Tonnage Growth Still Tepid

June Index Gains Only 1.8% From Year Earlier
Truck tonnage continued to grow at a tepid pace in June, rising 1.8% from a year earlier as factory production and retail sales stalled and inventories remained high, American Trucking Associations reported.

Last month’s gain narrowly outpaced May’s 1.5% year-over-year growth, which was the lowest since February 2013, when it fell 4.3%.

“With flat factory output and falling retail sales, I’m not surprised tonnage was soft in June,” said ATA Chief Economist Bob Costello, who also expressed concern about elevated inventories at retailers, wholesalers and manufacturers.

ATA’s advanced seasonally adjusted index stood at 131.1 in June, down 0.5% from May’s level. The index has been trending downward since hitting a record 135.8 reading in January.

Costello said many shippers made a conscious effort to boost inventories while the freight market was particularly tight. By holding more goods, shippers don’t need to order as much, which in turn suppresses freight volumes, he said.



Although the capacity crunch has eased recently, it will take higher consumer spending to bring inventories back down, Costello said, adding that he remains hopeful that such an inventory correction will occur this summer.

“When the correction ends, truck freight — helped by better personal consumption — will accelerate,” he said.

James Meil, an economist with ACT Research Co., also pointed to slowness this summer in some of the key components of the economy.

The manufacturing sector is flat, the energy sector continues to struggle with low oil prices and consumer spending and confidence are “OK, but not great,” he said. “It’s just sort of lackluster and slow-going.”

Despite questions about the strength of the overall economy, large truckload carriers recently expressed optimism about the freight market.

“While the pace of domestic economic growth remains uncertain, we believe the trucking economy’s freight demand and capacity remain closely in balance as the driver market remains tight,” David Parker, CEO of Covenant Transportation Group Inc., said in the Chattanooga, Tennessee-based company’s July 22 earnings report.

Richard Cribbs, chief financial officer at Covenant, added: “Discussions thus far with major peak-season shippers make us optimistic regarding the demand for our service offerings for the remainder of this fiscal year, although pricing and volume negotiations for peak shipments are not yet complete.”

Werner Enterprises said freight demand in the second quarter and into July continued to be stronger than the previous five years, “with the exception of the same period in 2014, which was rebounding from severe winter weather in [the] first quarter [of] 2014 that temporarily backed up the freight network.”

“Constrained truck capacity combined with a gradually improving economy in the retail, consumer products and grocery products markets primarily served by us are contributing to strong freight demand,” the Omaha, Nebraska-based carrier said in its July 20 earnings statement.

Werner and Covenant rank No. 16 and No. 46, respectively, in the Transport Topics Top 100 list of the largest for-hire carriers in the United States and Canada.

During the first half of 2015, tonnage increased 3.4% from the same timeframe last year.

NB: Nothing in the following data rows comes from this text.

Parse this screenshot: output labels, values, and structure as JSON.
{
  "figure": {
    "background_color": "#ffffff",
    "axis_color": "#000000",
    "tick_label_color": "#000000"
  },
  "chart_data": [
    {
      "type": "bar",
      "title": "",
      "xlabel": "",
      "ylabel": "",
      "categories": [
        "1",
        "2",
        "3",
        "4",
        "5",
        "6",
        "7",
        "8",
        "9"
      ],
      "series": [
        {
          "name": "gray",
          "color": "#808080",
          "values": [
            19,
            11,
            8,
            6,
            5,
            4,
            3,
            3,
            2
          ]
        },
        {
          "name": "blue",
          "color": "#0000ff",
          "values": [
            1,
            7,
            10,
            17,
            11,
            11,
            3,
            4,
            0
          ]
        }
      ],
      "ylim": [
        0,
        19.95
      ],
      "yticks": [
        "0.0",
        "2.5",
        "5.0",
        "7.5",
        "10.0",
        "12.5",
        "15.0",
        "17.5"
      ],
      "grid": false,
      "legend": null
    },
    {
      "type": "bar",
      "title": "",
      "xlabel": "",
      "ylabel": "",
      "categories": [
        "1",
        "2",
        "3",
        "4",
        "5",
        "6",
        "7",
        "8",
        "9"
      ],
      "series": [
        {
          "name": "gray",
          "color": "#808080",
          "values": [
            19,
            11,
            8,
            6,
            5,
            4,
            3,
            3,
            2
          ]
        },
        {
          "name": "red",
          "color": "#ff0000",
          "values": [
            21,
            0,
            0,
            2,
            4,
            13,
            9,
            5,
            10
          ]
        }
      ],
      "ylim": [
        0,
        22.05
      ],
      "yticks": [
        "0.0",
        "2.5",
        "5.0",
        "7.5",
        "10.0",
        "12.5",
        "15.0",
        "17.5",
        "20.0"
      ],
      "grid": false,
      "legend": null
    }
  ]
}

In the second quarter, the index rose 2% compared with the same period last year but fell 1.7% from the first quarter.

ATA also said the non-seasonally adjusted index, which represents the change in freight actually hauled, was 138.2 last month, up 4.2% from May.

Costello said gross domestic product likely grew at a 2% to 2.5% rate in the second quarter after a 0.2% contraction in the first quarter. He also predicted that GDP will expand by closer to 3% than 2% in the final two quarters of the year.

Although the manufacturing sector remains somewhat suppressed, Costello said he expects spending on goods to pick up steam and housing starts to remain strong in the months ahead.

“Therefore, I do expect tonnage to pick back up and grow better in the second half of the year than it did in the first half,” he said.

Deutsche Bank analyst Robert Salmon also anticipates growth in the freight market, moving forward.

“We expect truck tonnage to grow in 2015, given growth in housing, a stronger consumer, expected growth in U.S. imports and higher automotive production, though industrial production remains a headwind,” he said in a July 21 investor note.

ACT’s Meil agreed that freight capacity has loosened up recently. He cited the growth in production and sales of new Class 8 trucks over the past two years.

“You are seeing a lot of equipment flow into the marketplace, and that’s relieving capacity constraints,” Meil said.

Costello, however, said he believes the “vast majority” of new truck sales are replacement purchases rather than fleet expansion.